The moving average convergence/divergence indicator is a tool which measures the relationships between 2 different moving averages of the price of a security in order to determine the direction of the trend and simultaneously the strength of the trend. The two moving averages considered are of 2 different timeframes ,i.e one short term and one long term usually ( 12 and 26 period respectively).

How Does MACD Work?

Firstly we have 2 Exponential Moving Averages: the 12 period EMA and the 26 period EMA. These two EMAs are subtracted which gives us the MACD line. This line can be positive if the 12 period EMA crosses over the 26 period EMA. Conversely it can be negative if the 12 period EMA is below the 26 period EMA line. A positive MACD line implies an uptrend while a negative MACD line implies a downtrend.

Secondly we also consider the 9 period EMA which is known as the signal line and it is plotted on top of the MACD line. 

It should be noted that while the MACD is a powerful indicator it should not be blindly trusted. A seasoned trader uses a group of confluences before entering a trade. Thus the bullish or bearish bias discovered by using the MACD indicator should be combined with similarly bullish or bearish biases derived from other indicators , techniques or tools. This approach will yield the most profitable setups.

Using the MACD

MACD is widely used due to its simplicity and ease of use. MACD acts as another way to identify trends and can identify when a trend might be losing momentum. It is important to note that the MACD indicator presents the current state of the market and does not guarantee that the state will continue further. For instance a strong bullish trend indicates that so far the market has appeared to be bullish but there is no guarantee that the trend will continue, thus it is important to combine the use of other tools and indicators before entering a trade.

Limitations of MACD

In erratic markets or situations where a prominent bullish or bearish trend does not exist but rather a sideways trend the MACD indicator might suggest otherwise.

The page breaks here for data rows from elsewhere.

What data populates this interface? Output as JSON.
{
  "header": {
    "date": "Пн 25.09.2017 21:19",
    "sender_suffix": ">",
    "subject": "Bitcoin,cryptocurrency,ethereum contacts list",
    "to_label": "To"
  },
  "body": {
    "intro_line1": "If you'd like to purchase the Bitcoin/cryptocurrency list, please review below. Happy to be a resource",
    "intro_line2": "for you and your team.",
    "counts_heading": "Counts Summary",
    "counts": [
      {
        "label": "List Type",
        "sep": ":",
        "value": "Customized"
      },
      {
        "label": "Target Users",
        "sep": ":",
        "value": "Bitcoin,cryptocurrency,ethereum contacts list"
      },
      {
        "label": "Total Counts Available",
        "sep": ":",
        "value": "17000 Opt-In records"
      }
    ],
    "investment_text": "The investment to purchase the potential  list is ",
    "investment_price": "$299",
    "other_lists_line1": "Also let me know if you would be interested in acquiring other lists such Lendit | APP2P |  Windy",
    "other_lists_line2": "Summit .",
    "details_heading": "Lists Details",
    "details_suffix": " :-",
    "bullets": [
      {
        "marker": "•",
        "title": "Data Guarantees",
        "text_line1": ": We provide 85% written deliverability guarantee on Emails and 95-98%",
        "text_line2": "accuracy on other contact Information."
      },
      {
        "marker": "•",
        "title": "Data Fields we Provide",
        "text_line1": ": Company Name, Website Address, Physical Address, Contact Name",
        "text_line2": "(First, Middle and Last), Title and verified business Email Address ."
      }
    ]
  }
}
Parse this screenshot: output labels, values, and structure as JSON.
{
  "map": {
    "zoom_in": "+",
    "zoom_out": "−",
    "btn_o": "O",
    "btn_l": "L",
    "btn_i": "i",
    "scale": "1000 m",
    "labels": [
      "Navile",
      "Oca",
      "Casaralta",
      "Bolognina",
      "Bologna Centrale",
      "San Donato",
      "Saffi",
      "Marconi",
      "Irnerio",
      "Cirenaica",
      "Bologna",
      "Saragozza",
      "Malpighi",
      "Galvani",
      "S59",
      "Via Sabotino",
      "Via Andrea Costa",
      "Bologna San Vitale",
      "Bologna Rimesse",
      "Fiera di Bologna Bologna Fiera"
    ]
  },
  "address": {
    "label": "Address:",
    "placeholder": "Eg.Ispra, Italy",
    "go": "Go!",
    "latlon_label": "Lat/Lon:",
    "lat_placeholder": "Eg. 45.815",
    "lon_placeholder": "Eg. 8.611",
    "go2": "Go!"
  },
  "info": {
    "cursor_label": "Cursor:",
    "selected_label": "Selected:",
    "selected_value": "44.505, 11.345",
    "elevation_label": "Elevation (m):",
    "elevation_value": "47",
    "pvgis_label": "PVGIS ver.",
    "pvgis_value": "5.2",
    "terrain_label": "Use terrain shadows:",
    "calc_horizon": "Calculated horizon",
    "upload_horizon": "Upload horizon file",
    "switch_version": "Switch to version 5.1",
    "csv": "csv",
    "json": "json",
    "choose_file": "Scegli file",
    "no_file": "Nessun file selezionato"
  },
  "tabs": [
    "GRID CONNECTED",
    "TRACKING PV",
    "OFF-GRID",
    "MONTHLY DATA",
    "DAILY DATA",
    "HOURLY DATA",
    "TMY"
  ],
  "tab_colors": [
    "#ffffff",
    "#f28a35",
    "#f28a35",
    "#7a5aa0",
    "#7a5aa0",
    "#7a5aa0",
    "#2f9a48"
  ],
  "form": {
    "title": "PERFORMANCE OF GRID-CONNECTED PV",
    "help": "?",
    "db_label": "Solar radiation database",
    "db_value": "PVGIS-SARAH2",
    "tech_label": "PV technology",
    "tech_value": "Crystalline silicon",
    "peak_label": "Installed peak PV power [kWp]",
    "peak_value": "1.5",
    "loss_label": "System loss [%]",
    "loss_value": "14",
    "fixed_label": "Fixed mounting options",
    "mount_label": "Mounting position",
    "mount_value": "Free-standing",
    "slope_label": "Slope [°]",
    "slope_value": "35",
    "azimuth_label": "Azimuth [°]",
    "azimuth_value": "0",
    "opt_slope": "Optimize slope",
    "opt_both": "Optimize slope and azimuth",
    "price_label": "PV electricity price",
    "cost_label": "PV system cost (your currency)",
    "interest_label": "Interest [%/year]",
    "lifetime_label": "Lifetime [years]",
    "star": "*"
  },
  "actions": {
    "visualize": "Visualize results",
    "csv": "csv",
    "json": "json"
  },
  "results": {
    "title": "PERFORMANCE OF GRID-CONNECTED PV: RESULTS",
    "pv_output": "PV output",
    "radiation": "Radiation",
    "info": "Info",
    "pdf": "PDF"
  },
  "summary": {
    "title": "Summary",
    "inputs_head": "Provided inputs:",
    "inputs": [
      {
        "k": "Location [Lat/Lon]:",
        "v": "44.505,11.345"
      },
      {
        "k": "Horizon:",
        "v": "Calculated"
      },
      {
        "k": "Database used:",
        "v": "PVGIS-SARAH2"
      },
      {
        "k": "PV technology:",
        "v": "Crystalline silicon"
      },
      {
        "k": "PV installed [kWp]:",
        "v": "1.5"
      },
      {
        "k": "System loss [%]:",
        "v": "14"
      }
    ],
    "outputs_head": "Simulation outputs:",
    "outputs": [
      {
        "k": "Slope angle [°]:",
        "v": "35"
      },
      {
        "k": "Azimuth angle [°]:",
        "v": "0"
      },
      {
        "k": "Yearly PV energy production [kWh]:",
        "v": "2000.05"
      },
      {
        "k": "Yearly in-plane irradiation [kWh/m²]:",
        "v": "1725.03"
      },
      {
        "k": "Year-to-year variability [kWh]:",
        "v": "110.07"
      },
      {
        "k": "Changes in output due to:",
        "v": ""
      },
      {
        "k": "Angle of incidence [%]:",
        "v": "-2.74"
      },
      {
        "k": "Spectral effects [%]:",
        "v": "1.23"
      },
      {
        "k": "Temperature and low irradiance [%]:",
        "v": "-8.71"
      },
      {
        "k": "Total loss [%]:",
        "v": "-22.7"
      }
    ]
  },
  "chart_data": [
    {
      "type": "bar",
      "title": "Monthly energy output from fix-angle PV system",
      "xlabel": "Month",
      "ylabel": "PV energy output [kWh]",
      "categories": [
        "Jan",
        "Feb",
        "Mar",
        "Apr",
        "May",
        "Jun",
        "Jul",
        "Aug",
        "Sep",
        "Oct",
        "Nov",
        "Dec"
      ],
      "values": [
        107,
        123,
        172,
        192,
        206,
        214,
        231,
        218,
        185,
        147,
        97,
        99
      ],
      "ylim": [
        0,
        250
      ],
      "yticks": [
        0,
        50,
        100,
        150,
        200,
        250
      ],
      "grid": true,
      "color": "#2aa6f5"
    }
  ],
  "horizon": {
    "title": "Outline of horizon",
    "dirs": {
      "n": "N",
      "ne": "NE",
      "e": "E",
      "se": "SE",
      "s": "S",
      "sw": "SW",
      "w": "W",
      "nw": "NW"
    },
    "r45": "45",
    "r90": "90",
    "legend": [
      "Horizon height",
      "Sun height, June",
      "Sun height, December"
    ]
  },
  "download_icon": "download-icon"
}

This can mislead the trader who is too premature with their analysis. MACD is weakest in these situations and this drawback should be made aware of.

Why Axe Trader Trusts MACD

Axe Trader promotes indicators which have stood the test of time and proven themselves as reliable and consistent. The moving average convergence/divergence indicator is one of these powerful tools a trader should have in his/her arsenal in order to concur the financial markets. We encourage the use and combination of MACD with candlestick patterns , chart patterns and other tools to trade effectively and most importantly profitably.